Traditionally HR (and many other staff groups such as IT) has been organized in a hierarchical manner, and it has seen its mission as designing, administering, and enforcing adherence to HR policies and systems. As a result, all too often HR has been seen as an expensive and necessary evil that consumes resources disproportionate to the value that it adds to the organization. A number of changes in structure and process are being advocated for HR:
• Decentralizing business support to operating units in order to increase responsiveness
• Contracting with business units for the services that are to be delivered, and perhaps even requiring services to be self-funding as a way of ensuring that businesses get only the services that they are willing to pay for and that they see as contributing to business performance
• Creating efficient central services units or outsourcing transactional services, or both
• Creating centers of excellence that provide expert services, often in a consulting capacity
• Increasing the rotation of people within various staff functions and between staff and line, and having fewer lifelong careers within a narrow staff function, in order to broaden the perspectives of HR staff professionals and increase their awareness of business issues, as well as increasing the depth of understanding of HR issues among line management
• Expanding the scope of the HR function to include communications and sustainability, to mention just two areas
Conclusion
The future of the HR function in organizations is uncertain.
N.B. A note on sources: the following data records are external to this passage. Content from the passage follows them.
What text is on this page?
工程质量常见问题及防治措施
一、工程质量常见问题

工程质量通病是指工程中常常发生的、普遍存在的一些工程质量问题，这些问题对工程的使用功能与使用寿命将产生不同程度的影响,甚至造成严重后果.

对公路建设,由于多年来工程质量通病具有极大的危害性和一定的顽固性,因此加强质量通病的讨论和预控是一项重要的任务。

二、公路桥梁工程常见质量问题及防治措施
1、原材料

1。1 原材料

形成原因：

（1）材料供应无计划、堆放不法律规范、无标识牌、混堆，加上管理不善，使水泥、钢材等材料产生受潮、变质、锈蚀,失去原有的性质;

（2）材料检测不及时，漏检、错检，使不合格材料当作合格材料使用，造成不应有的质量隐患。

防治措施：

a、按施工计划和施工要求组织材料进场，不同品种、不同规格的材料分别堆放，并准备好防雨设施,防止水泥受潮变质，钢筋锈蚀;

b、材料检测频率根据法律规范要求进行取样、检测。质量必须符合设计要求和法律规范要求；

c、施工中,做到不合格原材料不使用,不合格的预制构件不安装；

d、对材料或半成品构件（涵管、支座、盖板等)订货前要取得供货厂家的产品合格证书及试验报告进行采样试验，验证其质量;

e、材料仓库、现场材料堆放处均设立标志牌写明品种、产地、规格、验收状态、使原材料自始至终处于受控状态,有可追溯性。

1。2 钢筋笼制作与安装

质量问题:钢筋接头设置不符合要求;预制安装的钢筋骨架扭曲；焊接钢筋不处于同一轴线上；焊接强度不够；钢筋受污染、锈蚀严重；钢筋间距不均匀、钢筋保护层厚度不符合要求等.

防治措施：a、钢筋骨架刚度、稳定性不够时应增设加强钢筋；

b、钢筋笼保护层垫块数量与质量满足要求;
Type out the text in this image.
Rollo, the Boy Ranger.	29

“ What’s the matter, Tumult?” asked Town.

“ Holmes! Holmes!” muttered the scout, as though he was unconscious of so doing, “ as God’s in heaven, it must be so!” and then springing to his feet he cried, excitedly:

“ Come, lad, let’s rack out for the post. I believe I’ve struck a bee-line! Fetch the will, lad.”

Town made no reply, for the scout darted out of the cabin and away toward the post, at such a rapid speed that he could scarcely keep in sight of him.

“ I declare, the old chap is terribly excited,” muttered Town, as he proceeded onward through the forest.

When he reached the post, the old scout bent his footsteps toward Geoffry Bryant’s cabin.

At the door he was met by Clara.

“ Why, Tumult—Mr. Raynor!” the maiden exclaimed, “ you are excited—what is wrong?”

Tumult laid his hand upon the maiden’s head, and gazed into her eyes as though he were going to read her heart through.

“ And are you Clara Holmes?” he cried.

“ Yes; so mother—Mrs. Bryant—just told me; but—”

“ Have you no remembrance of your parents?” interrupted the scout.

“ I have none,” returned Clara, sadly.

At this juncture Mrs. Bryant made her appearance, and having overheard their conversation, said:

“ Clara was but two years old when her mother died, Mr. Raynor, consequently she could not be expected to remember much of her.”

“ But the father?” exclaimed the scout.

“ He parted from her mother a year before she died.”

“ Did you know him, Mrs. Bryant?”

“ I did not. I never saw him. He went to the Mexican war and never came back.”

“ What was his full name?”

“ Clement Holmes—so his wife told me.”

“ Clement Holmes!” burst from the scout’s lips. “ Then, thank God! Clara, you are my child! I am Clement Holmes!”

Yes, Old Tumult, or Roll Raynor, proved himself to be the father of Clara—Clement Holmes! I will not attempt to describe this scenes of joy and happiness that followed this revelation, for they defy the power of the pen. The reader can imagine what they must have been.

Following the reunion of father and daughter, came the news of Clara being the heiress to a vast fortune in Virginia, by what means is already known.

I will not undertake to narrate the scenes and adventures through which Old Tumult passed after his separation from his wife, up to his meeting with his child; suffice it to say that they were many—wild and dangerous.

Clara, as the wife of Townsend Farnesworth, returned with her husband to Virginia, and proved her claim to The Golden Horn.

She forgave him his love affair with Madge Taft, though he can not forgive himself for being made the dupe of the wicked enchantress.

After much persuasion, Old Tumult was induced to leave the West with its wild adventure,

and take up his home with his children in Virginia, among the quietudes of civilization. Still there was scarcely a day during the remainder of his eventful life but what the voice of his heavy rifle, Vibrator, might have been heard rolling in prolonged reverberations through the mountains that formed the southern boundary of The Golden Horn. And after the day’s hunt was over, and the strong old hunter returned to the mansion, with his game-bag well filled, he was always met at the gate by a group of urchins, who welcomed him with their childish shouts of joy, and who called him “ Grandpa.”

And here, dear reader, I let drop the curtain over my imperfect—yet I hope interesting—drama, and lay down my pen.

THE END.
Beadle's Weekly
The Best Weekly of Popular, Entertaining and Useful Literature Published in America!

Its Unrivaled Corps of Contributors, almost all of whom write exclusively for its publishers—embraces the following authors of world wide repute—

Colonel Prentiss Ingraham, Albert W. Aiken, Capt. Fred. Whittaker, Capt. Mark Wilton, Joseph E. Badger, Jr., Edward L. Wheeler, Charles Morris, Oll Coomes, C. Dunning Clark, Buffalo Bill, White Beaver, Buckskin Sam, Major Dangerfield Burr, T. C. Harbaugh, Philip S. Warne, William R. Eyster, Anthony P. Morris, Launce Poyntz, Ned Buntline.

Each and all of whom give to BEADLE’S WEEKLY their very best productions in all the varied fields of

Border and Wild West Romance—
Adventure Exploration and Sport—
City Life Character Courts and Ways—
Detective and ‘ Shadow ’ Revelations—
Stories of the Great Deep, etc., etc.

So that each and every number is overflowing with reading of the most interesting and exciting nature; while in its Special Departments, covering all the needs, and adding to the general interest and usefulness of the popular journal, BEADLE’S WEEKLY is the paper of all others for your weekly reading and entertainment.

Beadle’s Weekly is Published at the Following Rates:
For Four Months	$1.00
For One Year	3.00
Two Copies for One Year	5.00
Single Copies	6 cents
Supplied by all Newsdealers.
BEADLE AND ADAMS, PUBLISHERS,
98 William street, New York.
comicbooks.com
On the one hand, if it does not change, it could end up being largely an administrative function that manages an information technology–based HR system and vendors who do most of the HR administrative work. On the other hand, it could become a driver of organizational effectiveness and business strategy. In many organizations, one of the key determinants of competitive advantage is effective human capital management. More than ever before, the effectiveness of an organization depends on its ability to address issues such as knowledge management, change management, and capability building, all of which could fall into the domain of the HR function. The unanswered question at this point is whether HR will rise to the occasion and address these issues.
In order to increase its contribution to organizational effectiveness, HR must rethink its basic value proposition, structure, services, and programs in order to address how it can add value in today’s economy with new organizational forms, business strategies, and performance demands. HR faces a formidable challenge in helping organizations deal with the human issues that are raised by large-scale strategic change. To deal with these challenges effectively, HR has to focus on how it is organized and its competencies and role in business strategy.
There is some evidence that the situation of HR is changing and that the function is beginning to redefine its role in order to increase the value it adds. Data collected in 1995, 1998, 2001, 2004, 2007, and 2010 found evidence of some change in large US corporations, but there has been more talk of change than actual change (Lawler and Mohrman 2003; Lawler et al. 2006; Lawler and Boudreau 2009, 2012). If this is true in the 2013 results examined in this book, it will be additional evidence that HR is not doing what it needs to do in order to be a key contributor to organizational effectiveness.